I've been pondering about this because and feel the need. I don't have any solar, but I'd like to play around with local AI a bit. I don't even have the hardware at the moment because driver support isn't ready on my laptop.

I'd even like to try a coding agent to find out if there are any useful cases. I don't want to do it in the cloud though. So I thought it'd be cool if someone with cheap or excess electricity could provide their hardware. I think it's quite a challenge to do that, though.

Right now I'm thinking, maybe running a decentralized Libre Translate service or something similar could be a nice project. Mastodon uses this for post translation and self hosted instances could use it as a translation service. Somewhere, the sun is always shining on someone's roof with solar, cheap energy and a spare GPU, I assume. I don't think it makes a difference if a post is being translated in Australia when I browse my timeline at night in Germany.

Peer Tube video encoding could also be done like this.

If anyone has links to ideas about decentralized data centers or whatever that would be, I'd be very interested. I think it would also help with protest against data centers being built, because it's nice to be able to have examples for alternatives. A way of using what's already there without building a grid only big tech and the fossil fuel industry need.
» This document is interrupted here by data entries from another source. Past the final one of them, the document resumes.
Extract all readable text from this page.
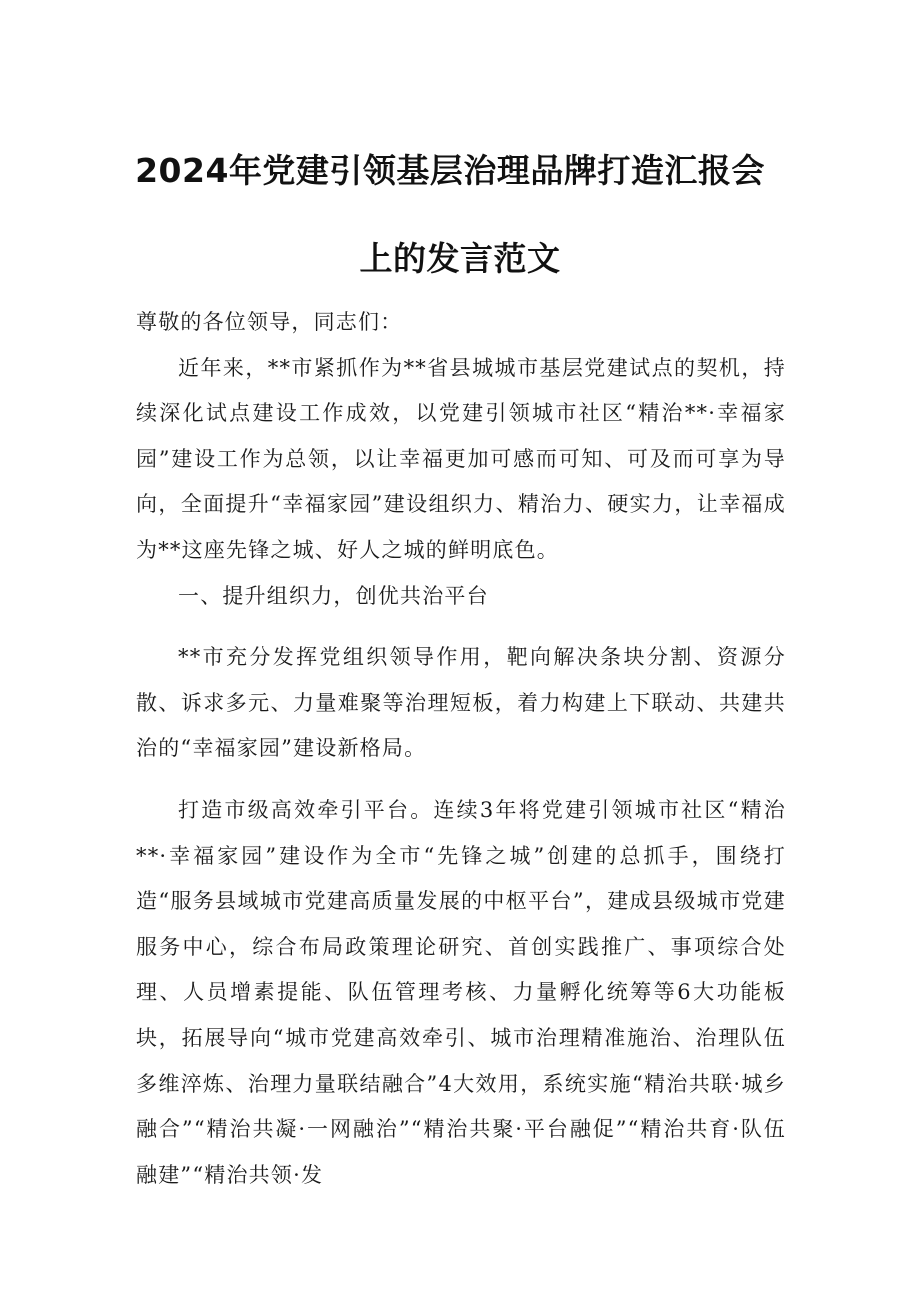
2024年党建引领基层治理品牌打造汇报会
上的发言范文

尊敬的各位领导，同志们：

近年来，**市紧抓作为**省县城城市基层党建试点的契机，持续深化试点建设工作成效，以党建引领城市社区“精治**·幸福家园”建设工作为总领，以让幸福更加可感而可知、可及而可享为导向，全面提升“幸福家园”建设组织力、精治力、硬实力，让幸福成为**这座先锋之城、好人之城的鲜明底色。

一、提升组织力，创优共治平台

**市充分发挥党组织领导作用，靶向解决条块分割、资源分散、诉求多元、力量难聚等治理短板，着力构建上下联动、共建共治的“幸福家园”建设新格局。

打造市级高效牵引平台。连续3年将党建引领城市社区“精治**·幸福家园”建设作为全市“先锋之城”创建的总抓手，围绕打造“服务县域城市党建高质量发展的中枢平台”，建成县级城市党建服务中心，综合布局政策理论研究、首创实践推广、事项综合处理、人员增素提能、队伍管理考核、力量孵化统筹等6大功能板块，拓展导向“城市党建高效牵引、城市治理精准施治、治理队伍多维淬炼、治理力量联结融合”4大效用，系统实施“精治共联·城乡融合”“精治共凝·一网融治”“精治共聚·平台融促”“精治共育·队伍融建”“精治共领·发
Without relying on the internet, people could offer to back up BluRays for friends or the community. Or optimize the hell out of HomeAssistant to run Jellyfin tasks and stuff when there's lots of solar.
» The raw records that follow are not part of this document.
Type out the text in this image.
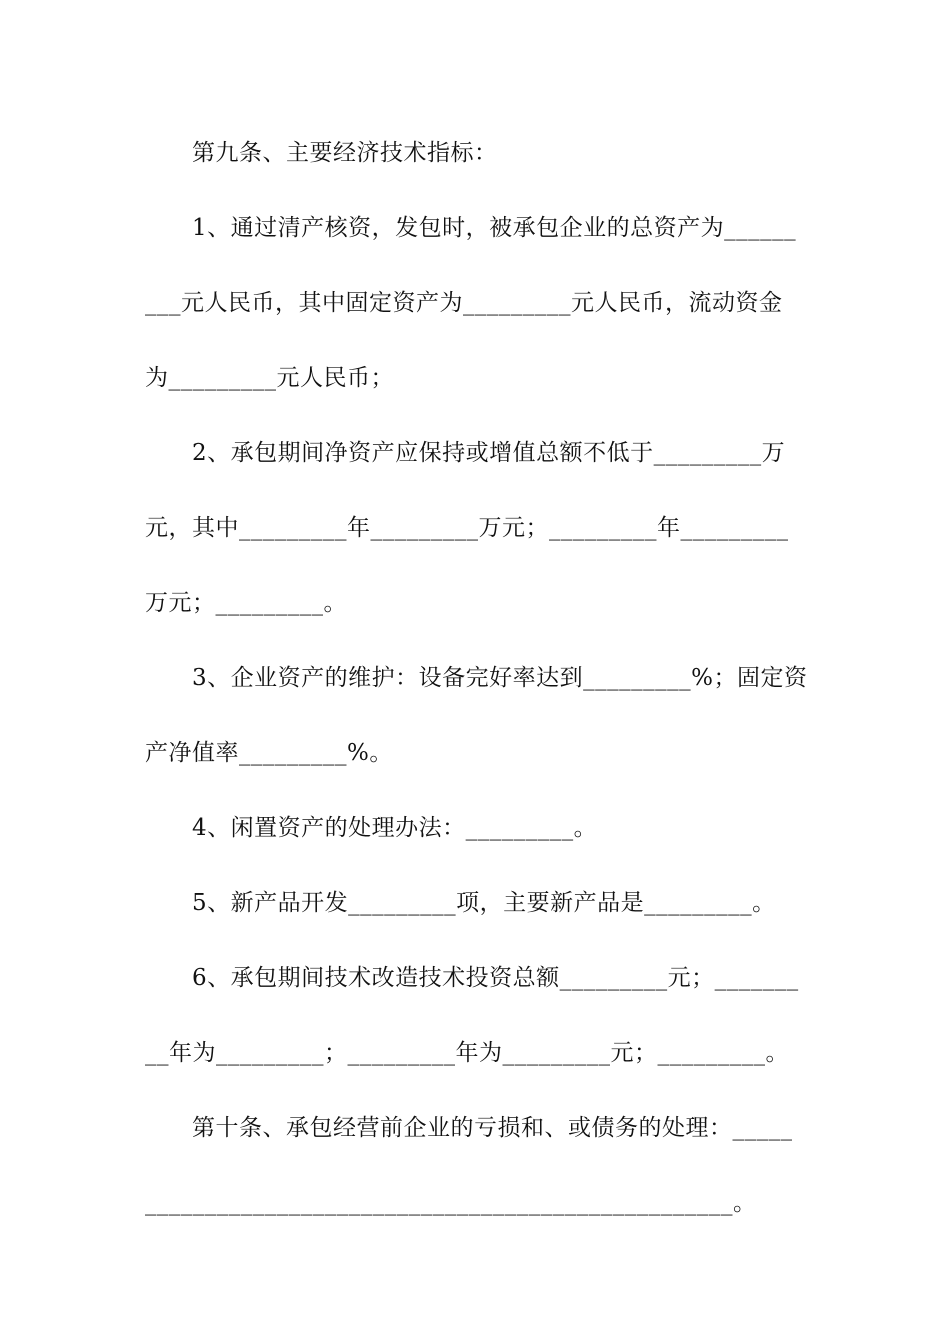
第九条、主要经济技术指标：
1、通过清产核资，发包时，被承包企业的总资产为______
___元人民币，其中固定资产为_________元人民币，流动资金
为_________元人民币；
2、承包期间净资产应保持或增值总额不低于_________万
元，其中_________年_________万元；_________年_________
万元；_________。
3、企业资产的维护：设备完好率达到_________%；固定资
产净值率_________%。
4、闲置资产的处理办法：_________。
5、新产品开发_________项，主要新产品是_________。
6、承包期间技术改造技术投资总额_________元；_______
__年为_________；_________年为_________元；_________。
第十条、承包经营前企业的亏损和、或债务的处理：_____
_________________________________________________。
[–] WorldsDumbestMan@lemmy.today -1 points 3 weeks ago (3 children)

Uhm...that is not possible, unless you are recieving your own taxes.

[–] SkaveRat@discuss.tchncs.de 6 points 2 weeks ago

weird. my -15€ power usage I just used says otherwise

[–] saimen@feddit.org 4 points 3 weeks ago* (last edited 3 weeks ago)

They are fixed (in total ca. 20 ct/kWh) so they are simply added to the negative price making it less negative.

[–] vodka@feddit.org 1 points 2 weeks ago

Negative prices happen all the time, prices in ACER (Europes power market) are calculated on a 15 minute cycle (used to be 1hour) and your provider will be charging you negative prices if the electricity price is so low it overcomes the network fees. I've seen this exact thing happen on my own power bill.